Gabungnyawartawanindonesia.co.id – Lombok Timur — Kebijakan penempatan pejabat di Badan Usaha Milik Daerah (BUMD) Agro Selaparang mendapat perhatian dari Serikat Buruh Nasional Indonesia (SBNI) Kabupaten Lombok Timur. Organisasi buruh tersebut menilai adanya dugaan keterlibatan kader partai politik dalam struktur perusahaan daerah perlu ditinjau kembali.

Ketua DPC SBNI Lombok Timur, Sarwin, SH, menyampaikan bahwa perusahaan milik pemerintah daerah seharusnya dikelola secara profesional dan bebas dari kepentingan politik praktis. Menurutnya, jabatan strategis di lingkungan BUMD, khususnya yang berkaitan dengan pengawasan internal, harus diisi oleh figur yang independen.

Ia mengingatkan bahwa ketentuan mengenai larangan pengurus partai politik menjadi bagian dari pegawai BUMD telah diatur dalam Peraturan Pemerintah Nomor 54 Tahun 2017 tentang Badan Usaha Milik Daerah.

“BUMD dibentuk untuk meningkatkan pelayanan dan pendapatan daerah, sehingga tata kelolanya harus mengedepankan profesionalitas, bukan kepentingan politik,” kata Sarwin saat memberikan pernyataan kepada media, Jumat (9/5/2026).

SBNI juga meminta Pemerintah Kabupaten Lombok Timur melakukan evaluasi terhadap proses penempatan pejabat di Agro Selaparang.

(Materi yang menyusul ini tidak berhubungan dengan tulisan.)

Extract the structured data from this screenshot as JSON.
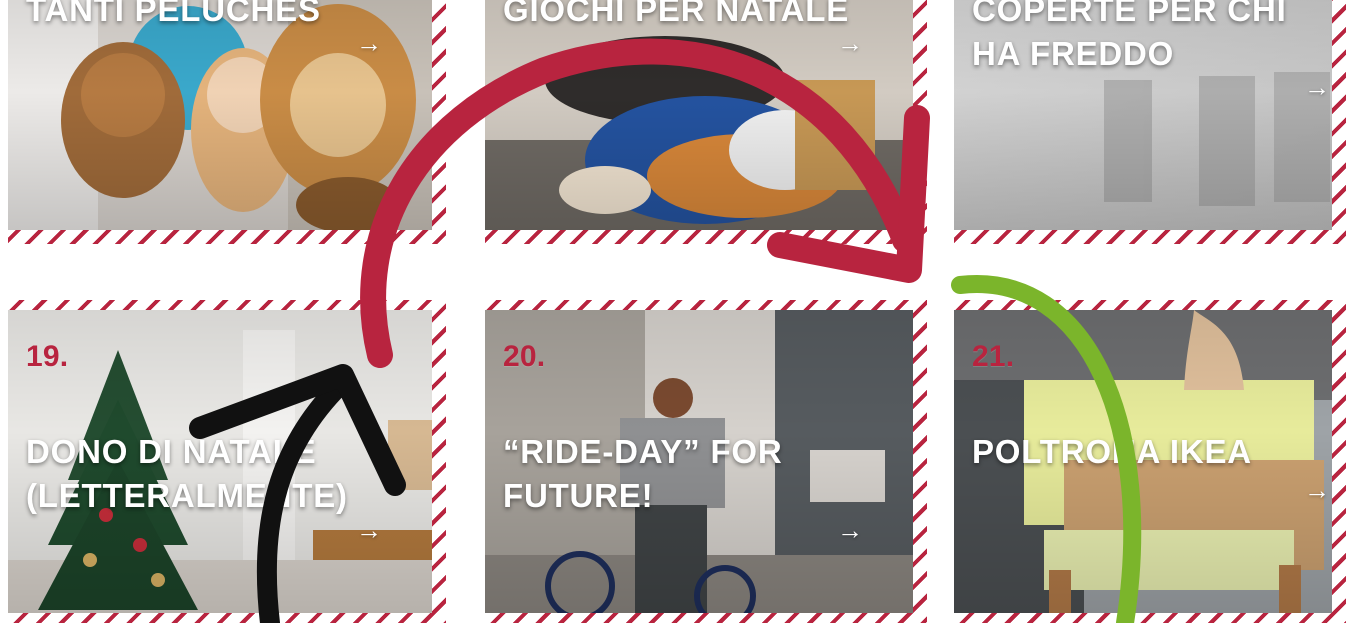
{
  "cards": [
    {
      "title": "TANTI PELUCHES",
      "number": "",
      "arrow": "→"
    },
    {
      "title": "GIOCHI PER NATALE",
      "number": "",
      "arrow": "→"
    },
    {
      "title": "COPERTE PER CHI HA FREDDO",
      "number": "",
      "arrow": "→"
    },
    {
      "title": "DONO DI NATALE (LETTERALMENTE)",
      "number": "19.",
      "arrow": "→"
    },
    {
      "title": "“RIDE-DAY” FOR FUTURE!",
      "number": "20.",
      "arrow": "→"
    },
    {
      "title": "POLTRONA IKEA",
      "number": "21.",
      "arrow": "→"
    }
  ],
  "colors": {
    "accent": "#b8243f",
    "annotation_black": "#111111",
    "annotation_green": "#7bb52b"
  }
}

Selain itu, mekanisme perekrutan di lingkungan perusahaan daerah diharapkan dilakukan secara terbuka dan sesuai aturan yang berlaku.

Menurut Sarwin, transparansi dalam pengelolaan BUMD menjadi faktor penting guna menjaga integritas perusahaan sekaligus membangun kepercayaan masyarakat terhadap lembaga milik daerah tersebut.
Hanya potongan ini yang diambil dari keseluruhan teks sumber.